When it comes to informational accuracy, technology surpasses human intelligence in several circumstances, but are court hearings included? Surprisingly enough, they’re not.
While some people may go along with the potential obsolescence of court reporters and the deployment of digital recording as a sole reporting method, that may not be fully recommended for a number of reasons. Modern technology and artificial intelligence are optimizing day-to-day tasks and facilitating operations that would otherwise take long hours to be completed. On the other hand, despite their systematized functioning, electronic devices aren’t failure-proof. That’s where the human element makes an entrance.
Digital recording: the latest technology for accurate documentation
Digital reporting or electronic reporting is, in the words of the American Association of Electronic Reporters and Transcribers, the “use of professional-level audio recording systems to register court proceedings.” Those unfamiliar with the judicial scenery might consider the presence of a human court reporter unnecessary in any case – after all, an electronic device has a faster and stricter capability of collecting crucial information. Still, electronics malfunction, break, and regardless of outside conditions, they’ll only work according to their primary function, which isn’t optimal when you think about it.

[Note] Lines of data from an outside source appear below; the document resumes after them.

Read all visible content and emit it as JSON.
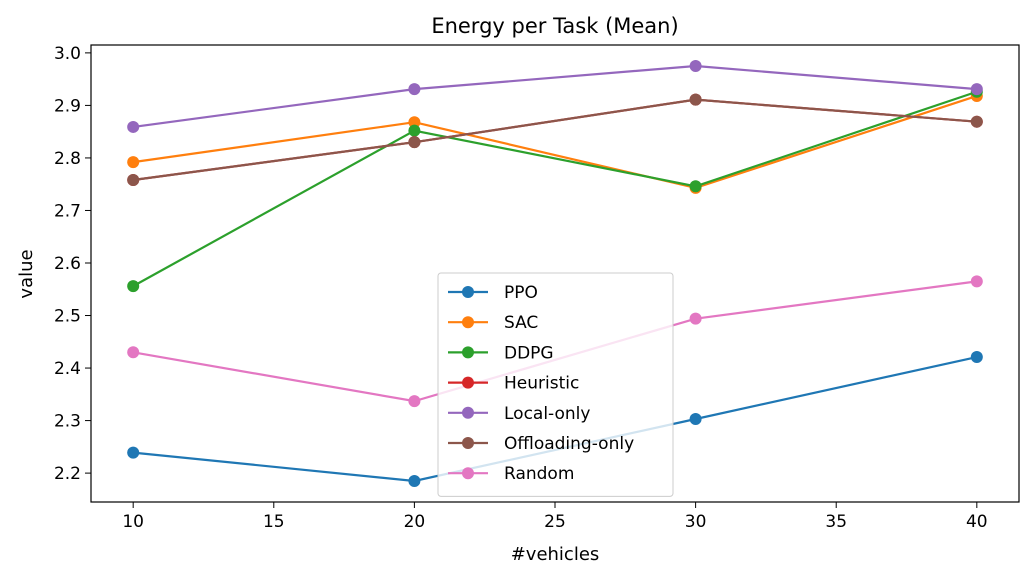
{
  "chart_data": {
    "type": "line",
    "title": "Energy per Task (Mean)",
    "xlabel": "#vehicles",
    "ylabel": "value",
    "x": [
      10,
      20,
      30,
      40
    ],
    "xlim": [
      8.5,
      41.5
    ],
    "ylim": [
      2.145,
      3.015
    ],
    "xticks": [
      10,
      15,
      20,
      25,
      30,
      35,
      40
    ],
    "yticks": [
      2.2,
      2.3,
      2.4,
      2.5,
      2.6,
      2.7,
      2.8,
      2.9,
      3.0
    ],
    "ytick_labels": [
      "2.2",
      "2.3",
      "2.4",
      "2.5",
      "2.6",
      "2.7",
      "2.8",
      "2.9",
      "3.0"
    ],
    "grid": false,
    "legend_position": "bottom-center",
    "series": [
      {
        "name": "PPO",
        "color": "#1f77b4",
        "values": [
          2.239,
          2.185,
          2.303,
          2.421
        ]
      },
      {
        "name": "SAC",
        "color": "#ff7f0e",
        "values": [
          2.792,
          2.868,
          2.743,
          2.918
        ]
      },
      {
        "name": "DDPG",
        "color": "#2ca02c",
        "values": [
          2.556,
          2.852,
          2.746,
          2.926
        ]
      },
      {
        "name": "Heuristic",
        "color": "#d62728",
        "values": [
          2.758,
          2.83,
          2.911,
          2.869
        ]
      },
      {
        "name": "Local-only",
        "color": "#9467bd",
        "values": [
          2.859,
          2.931,
          2.975,
          2.931
        ]
      },
      {
        "name": "Offloading-only",
        "color": "#8c564b",
        "values": [
          2.758,
          2.83,
          2.911,
          2.869
        ]
      },
      {
        "name": "Random",
        "color": "#e377c2",
        "values": [
          2.43,
          2.337,
          2.494,
          2.565
        ]
      }
    ]
  }
}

When taking human failure rates into account, however, one may find that there’s a high risk of information loss and defective machine performance. In ideal conditions, the recording device would be working properly, and all members would respect their time to speak. Yet, it’s common for litigants lower their voices or speak almost inaudibly in certain instances, which may or may not be caught by a recording device. Additionally, not everyone will keep their speeches stable in court and member will sometimes interrupt one another. When such situations meet poor device functioning, bad audio quality, and human error (e.g. forgetting to press the “record” button), a bunch of missing information could compromise the case and information could be gone permanently.
The job of court reporters is still critical for complete reports
Court reporters are highly trained professionals who are knowledgeable about legal proceedings and emergent technologies. Their expertise and dexterity is based on years of training, which qualifies them to document entire judicial processes. Just for reference, a person must be able to type about 225 words per minute in order to pass the United States Registered Professional Reporter Test.
Another major difference between digital recordings and court reporters is that the best professionals have an expedited turnaround of all transcripts, as is the case with skillful Miami court reporters. Some court cases require faster processing and a shorter turnaround time for being more complicated than others, which once again favors the reporters’ set of skills. They won’t simply deliver transcripts on time — they’ll interpret them, clarify misheard sentences with heavy accents, for example, and offer real-time technology so every court member, including the hard of hearing, has instant access to transcripts. Their role makes sure to benefit judges and jurors alike, providing information that can be accessed in person or remotely.
Should one be employed without the other?
Without technological assistance, the job of court reporters would be harder. For this reason, their education and certifications must always meet high standards of innovation and deliver extremely precise transcripts in a short period of time.
For all-encompassing and error-free documentation, digital recordings paired with the proficiency of a court reporter would be suitable. However, reliable and proficient reporters are always up-to-date with the latest technologies to capture hearings accurately, so the extra cost of a recording device might not be necessary. Court reporters are, at least in the predictable future, the best voice-to-text transcriptors courts can rely on.